Nickel 28 Capital Corp. said it has fired its founders, including chief executive officer Anthony Milewski, after an investigation uncovered “serious misconduct” — claims the ousted management team says are untrue and part of a years-long battle for control at the Canadian mining firm.
The nickel and cobalt producer removed Milewski, along with president Justin Cochrane and chief financial officer Conor Kearns, with immediate effect, it said Monday, after the board reviewed findings made by an independent special committee. The investigation found evidence the management team had breached their duties and repeatedly lacked judgment, the board said.
Milewski, Cochrane and Kearns denied the allegations in a separate statement and said they believe their terminations are tied to a fight for control led by top shareholder Pelham Investment Partners LP, a New York-based hedge fund. Pelham didn’t immediately reply to a request for comment.
The upheaval at Nickel 28 comes at a time of turmoil in the wider battery-metal industry, as demand for electric vehicles stagnates in some key markets. The fits and starts of the sector are nothing new for commodities investors like Milewski, whose previous company owned the largest private cobalt stockpile on the planet right before prices crashed in 2018.
Undeterred, he then formed Nickel 28 to continue to invest in the battery-metal sector. The Toronto-based company owns interests and royalties in mining projects in Canada, Australia and Papua New Guinea, with a focus on nickel and cobalt mining.
In March 2023, Pelham launched a tender offer to grow its ownership of the company, citing concerns including a lack of “independent oversight and what we view as excessive executive compensation.” It then pushed to name new directors to the board.

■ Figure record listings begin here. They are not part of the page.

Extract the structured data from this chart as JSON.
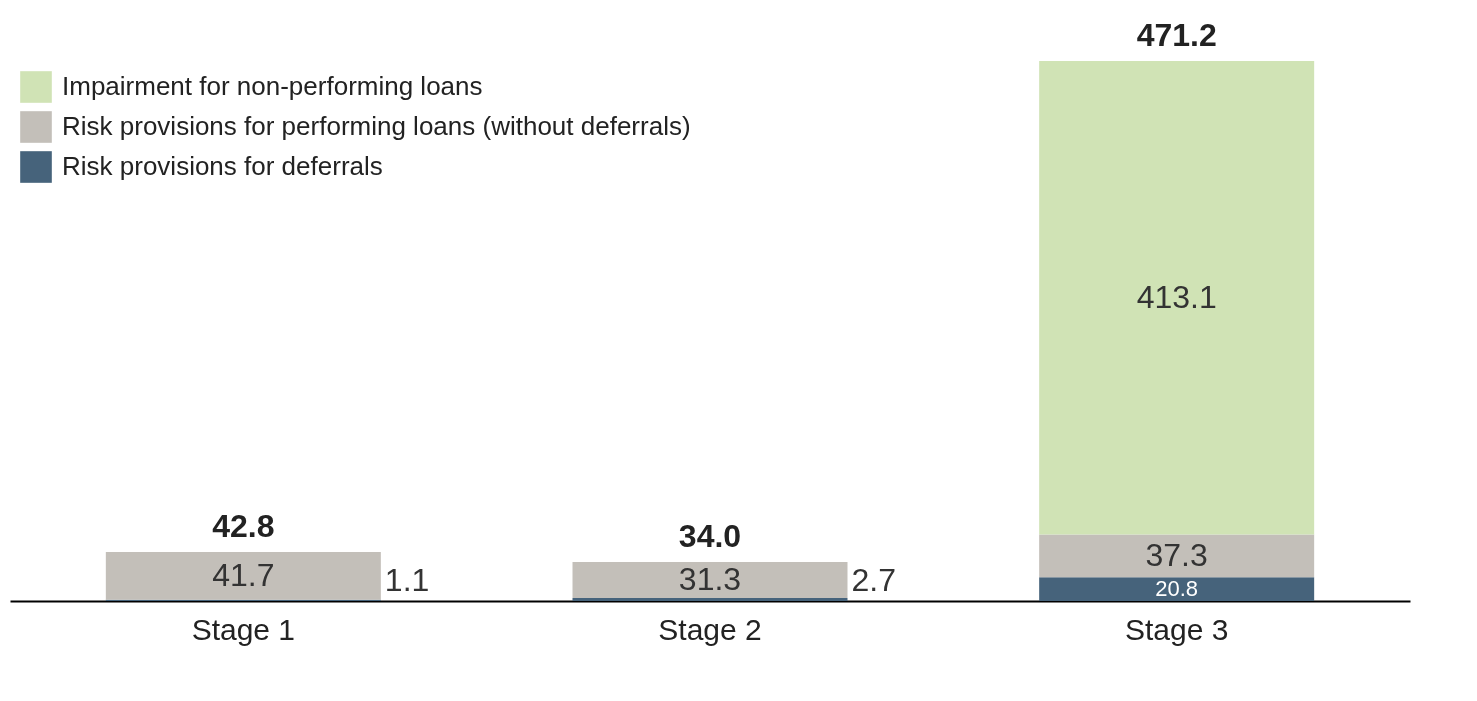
{
  "chart_data": {
    "type": "bar",
    "stacked": true,
    "categories": [
      "Stage 1",
      "Stage 2",
      "Stage 3"
    ],
    "series": [
      {
        "name": "Risk provisions for deferrals",
        "color": "#46637b",
        "values": [
          1.1,
          2.7,
          20.8
        ]
      },
      {
        "name": "Risk provisions for performing loans (without deferrals)",
        "color": "#c3bfb9",
        "values": [
          41.7,
          31.3,
          37.3
        ]
      },
      {
        "name": "Impairment for non-performing loans",
        "color": "#d0e3b5",
        "values": [
          null,
          null,
          413.1
        ]
      }
    ],
    "data_labels": true,
    "totals": [
      "42.8",
      "34.0",
      "471.2"
    ],
    "legend": "top left"
  }
}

In August, Nickel 28 reconstituted its board of directors, including adding Pelham founder Ned Collery and Brett Richards, CEO of Goldshore Resources Inc. Since then, the board has been “second-guessing management decisions,” the founders said.
Shortly after joining the board, Collery and Richards “launched and conducted an investigation tainted by potential conflicts of interest, culminating in the unlawful withholding of earned compensation and these unlawful terminations,” the founders said in the statement, adding that they may pursue legal remedies if the parties can’t work it out amicably.
The special committee was formed in early December 2023 to investigate “historical compensation arrangements, including grants made under the company’s omnibus long-term incentive plan,” the board’s statement said. It also looked into compliance with company policies, including its insider trading and expense policies. It didn’t specify in the statement what specific policies had been violated.
Director Christopher Wallace will step in as interim CEO.